9. Liability and Indemnification. Sponsor will not be liable for losses to the Trust, and Sponsor shall be indemnified, to the extent provided by the Trust Agreement.
10. Tax Filings. Except as described in any applicable filings with the SEC, Sponsor will not be responsible for making any tax credit or similar claim or any legal filing on the Trust’s behalf.
11. Governing Law/Disputes. This Agreement is entered into in accordance with and shall be governed by the laws of the State of Delaware; provided, however, that in the event that any law of the State of Delaware shall require that the laws of another state or jurisdiction be applied in any proceeding, such Delaware law shall be superseded by this paragraph, and the remaining laws of the State of Delaware shall nonetheless be applied in such proceeding. Each party agrees that in the event that any dispute arising from or relating to this Agreement becomes subject to any judicial proceeding, such party waives any right it may otherwise have to (a) seek punitive damages, or (b) request a jury trial.
12. Termination. This Agreement may be terminated (i) by Sponsor at any time upon 30 days’ prior written notice; or (ii) by either party upon discovery of acts of fraud or willful malfeasance of the other party in performing its duties hereunder. Any obligation or liability of either party resulting from actions or inactions occurring prior to termination shall not be affected by termination of this Agreement.
13. Assignment. This Agreement may be assigned by either party upon prior notice to the other party.
14. Notices. All notices and other communications under this Agreement shall be in writing and shall be addressed to the parties at their respective addresses.
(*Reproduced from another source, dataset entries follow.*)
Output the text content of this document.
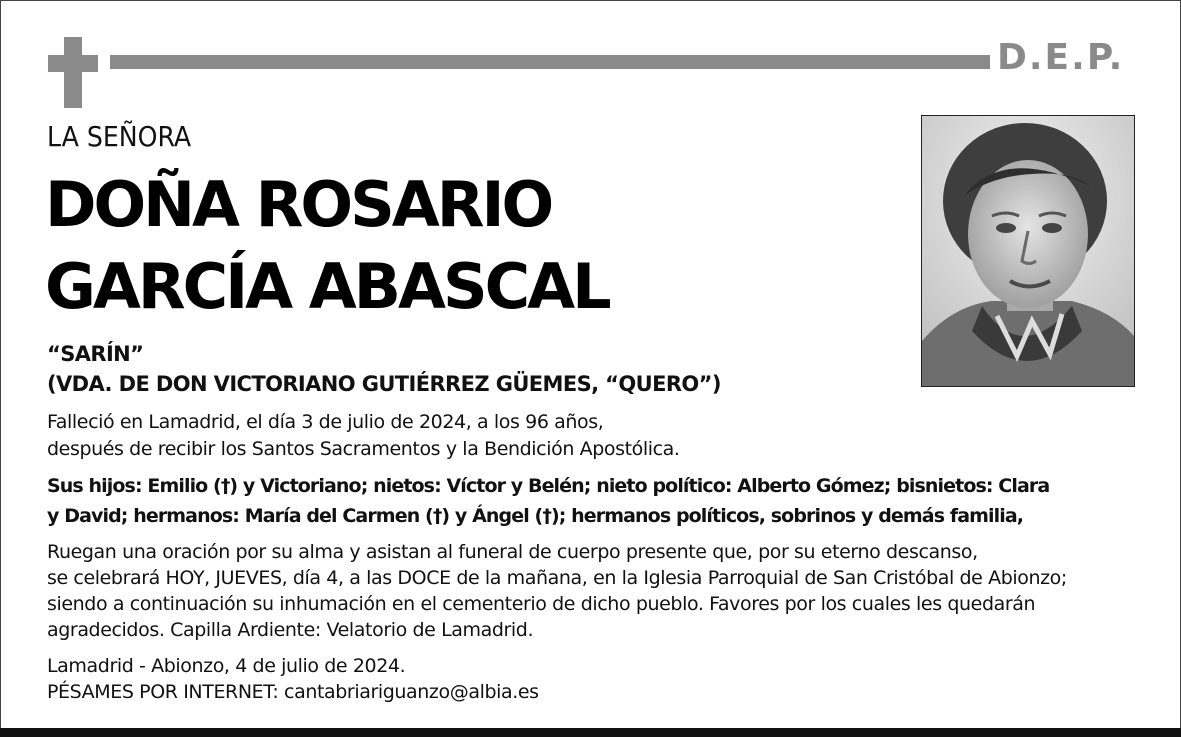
D.E.P.
LA SEÑORA
DOÑA ROSARIO
GARCÍA ABASCAL
“SARÍN”
(VDA. DE DON VICTORIANO GUTIÉRREZ GÜEMES, “QUERO”)
Falleció en Lamadrid, el día 3 de julio de 2024, a los 96 años,
después de recibir los Santos Sacramentos y la Bendición Apostólica.
Sus hijos: Emilio (†) y Victoriano; nietos: Víctor y Belén; nieto político: Alberto Gómez; bisnietos: Clara
y David; hermanos: María del Carmen (†) y Ángel (†); hermanos políticos, sobrinos y demás familia,
Ruegan una oración por su alma y asistan al funeral de cuerpo presente que, por su eterno descanso,
se celebrará HOY, JUEVES, día 4, a las DOCE de la mañana, en la Iglesia Parroquial de San Cristóbal de Abionzo;
siendo a continuación su inhumación en el cementerio de dicho pueblo. Favores por los cuales les quedarán
agradecidos. Capilla Ardiente: Velatorio de Lamadrid.
Lamadrid - Abionzo, 4 de julio de 2024.
PÉSAMES POR INTERNET: cantabriariguanzo@albia.es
Sponsor shall comply with, and be entitled to act on, any instructions reasonably believed to be from an authorized representative of the Trust. Sponsor and its employees and agents shall be fully protected from all liability in acting upon such instructions, without being required to determine the authenticity of the authorization or authority of the persons providing such instructions.
15. Severability. In the event any provision of this Agreement is adjudicated to be void, illegal, invalid or unenforceable, the remaining terms and provisions of this Agreement shall not be affected thereby, and each of such remaining terms and provisions shall be valid and enforceable to the fullest extent permitted by law, unless a party demonstrates by a preponderance of the evidence that the invalidated provision was an essential economic term of this Agreement.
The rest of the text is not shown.